High-temperature spin dynamics in La2−δSrδCuO4

Abstract

Motivated by magnetic-resonance experiments for ${\mathrm{La}}_{2\mathrm{-}\mathrm{\delta }}$ ${\mathrm{Sr}}_{\mathrm{\delta }}$ ${\mathrm{CuO}}_4$ at temperatures up to 900 K, we calculate the spin-lattice relaxation rate 1/${\mathit{T}}_1$ for Cu nuclei within the Gaussian approximation at high temperatures (T≳J/2) for the S=1/2 Heisenberg antiferromagnet and at T=∞ for the t-J model, taking into account the transferred as well as the direct hyperfine coupling.
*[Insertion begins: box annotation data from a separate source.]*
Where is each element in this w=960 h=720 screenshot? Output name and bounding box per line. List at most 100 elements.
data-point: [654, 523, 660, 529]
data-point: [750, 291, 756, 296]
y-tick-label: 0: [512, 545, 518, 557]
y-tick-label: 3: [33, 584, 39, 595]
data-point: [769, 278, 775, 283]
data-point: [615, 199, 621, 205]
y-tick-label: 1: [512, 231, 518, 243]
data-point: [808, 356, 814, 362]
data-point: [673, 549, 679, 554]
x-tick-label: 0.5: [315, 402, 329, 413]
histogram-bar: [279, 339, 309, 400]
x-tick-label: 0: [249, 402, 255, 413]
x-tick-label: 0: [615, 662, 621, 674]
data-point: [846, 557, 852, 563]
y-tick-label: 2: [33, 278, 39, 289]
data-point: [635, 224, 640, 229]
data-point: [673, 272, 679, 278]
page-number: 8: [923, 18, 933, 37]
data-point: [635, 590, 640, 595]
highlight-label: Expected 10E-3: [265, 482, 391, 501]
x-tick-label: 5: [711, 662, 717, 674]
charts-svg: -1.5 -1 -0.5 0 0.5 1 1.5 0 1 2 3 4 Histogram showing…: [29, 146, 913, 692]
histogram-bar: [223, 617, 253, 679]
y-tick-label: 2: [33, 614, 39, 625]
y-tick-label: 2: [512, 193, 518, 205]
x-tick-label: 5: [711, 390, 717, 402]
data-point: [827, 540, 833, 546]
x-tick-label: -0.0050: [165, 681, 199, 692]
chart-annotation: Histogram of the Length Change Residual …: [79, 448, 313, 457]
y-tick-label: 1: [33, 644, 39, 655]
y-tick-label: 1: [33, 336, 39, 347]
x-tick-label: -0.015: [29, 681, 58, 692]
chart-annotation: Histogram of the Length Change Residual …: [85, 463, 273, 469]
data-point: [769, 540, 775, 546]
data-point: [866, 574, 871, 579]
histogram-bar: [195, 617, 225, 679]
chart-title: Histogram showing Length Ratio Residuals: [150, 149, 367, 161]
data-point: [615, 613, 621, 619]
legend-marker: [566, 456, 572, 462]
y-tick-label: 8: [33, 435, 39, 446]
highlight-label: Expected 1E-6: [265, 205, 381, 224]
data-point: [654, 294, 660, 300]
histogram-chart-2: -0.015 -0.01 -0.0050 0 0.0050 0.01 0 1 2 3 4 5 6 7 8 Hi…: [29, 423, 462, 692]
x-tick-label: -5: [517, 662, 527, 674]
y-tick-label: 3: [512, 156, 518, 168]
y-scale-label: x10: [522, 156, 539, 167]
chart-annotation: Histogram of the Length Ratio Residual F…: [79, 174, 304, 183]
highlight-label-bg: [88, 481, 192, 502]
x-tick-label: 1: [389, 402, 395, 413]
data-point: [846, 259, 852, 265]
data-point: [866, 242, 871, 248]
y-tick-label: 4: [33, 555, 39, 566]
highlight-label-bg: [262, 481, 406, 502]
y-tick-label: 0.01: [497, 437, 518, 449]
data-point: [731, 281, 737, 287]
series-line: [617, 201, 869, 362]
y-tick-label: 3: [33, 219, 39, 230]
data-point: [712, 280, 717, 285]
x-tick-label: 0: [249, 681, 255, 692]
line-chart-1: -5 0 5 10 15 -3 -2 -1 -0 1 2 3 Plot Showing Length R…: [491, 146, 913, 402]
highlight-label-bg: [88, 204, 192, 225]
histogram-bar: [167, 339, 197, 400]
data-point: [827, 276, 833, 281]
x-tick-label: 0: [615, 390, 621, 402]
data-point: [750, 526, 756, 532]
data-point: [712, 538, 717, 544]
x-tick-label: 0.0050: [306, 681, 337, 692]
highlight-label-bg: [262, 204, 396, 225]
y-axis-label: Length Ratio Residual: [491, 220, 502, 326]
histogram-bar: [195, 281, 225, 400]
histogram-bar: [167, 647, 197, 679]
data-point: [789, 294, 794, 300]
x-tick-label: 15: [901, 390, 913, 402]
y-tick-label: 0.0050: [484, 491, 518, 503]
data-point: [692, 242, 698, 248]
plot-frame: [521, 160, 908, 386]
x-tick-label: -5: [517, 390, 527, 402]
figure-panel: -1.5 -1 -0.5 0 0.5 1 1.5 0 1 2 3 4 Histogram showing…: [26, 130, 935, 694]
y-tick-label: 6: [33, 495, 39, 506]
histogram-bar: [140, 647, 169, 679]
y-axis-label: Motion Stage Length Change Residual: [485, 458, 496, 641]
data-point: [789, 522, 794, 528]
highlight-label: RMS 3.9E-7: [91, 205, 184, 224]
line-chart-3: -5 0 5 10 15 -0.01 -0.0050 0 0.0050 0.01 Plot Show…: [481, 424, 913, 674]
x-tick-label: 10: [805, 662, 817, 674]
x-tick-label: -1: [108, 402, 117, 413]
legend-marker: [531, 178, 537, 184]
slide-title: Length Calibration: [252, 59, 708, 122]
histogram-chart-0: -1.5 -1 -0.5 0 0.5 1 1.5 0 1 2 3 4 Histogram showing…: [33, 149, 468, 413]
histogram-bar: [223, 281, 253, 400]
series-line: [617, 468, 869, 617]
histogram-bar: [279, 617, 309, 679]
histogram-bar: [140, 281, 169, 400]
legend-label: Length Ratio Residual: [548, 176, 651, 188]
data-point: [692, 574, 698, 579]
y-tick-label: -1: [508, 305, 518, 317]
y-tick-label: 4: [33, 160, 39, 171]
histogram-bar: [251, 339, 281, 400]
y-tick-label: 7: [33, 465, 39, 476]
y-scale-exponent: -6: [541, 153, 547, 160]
For the Heisenberg model, including the transferred coupling weakens the temperature dependence of 1/${\mathit{T}}_1$ and leads to better agreement with the experimental data than the calculation that only includes direct hyperfine coupling. For the t-J model, the infinite-temperature 1/${\mathit{T}}_1$ within the Gaussian approximation decreases markedly upon doping. We propose a non-Gaussian form for the spectral density that is consistent with the exact moments and more in accord with the experiments, which find 1/${\mathit{T}}_1$ nearly independent of δ at T≊J/2.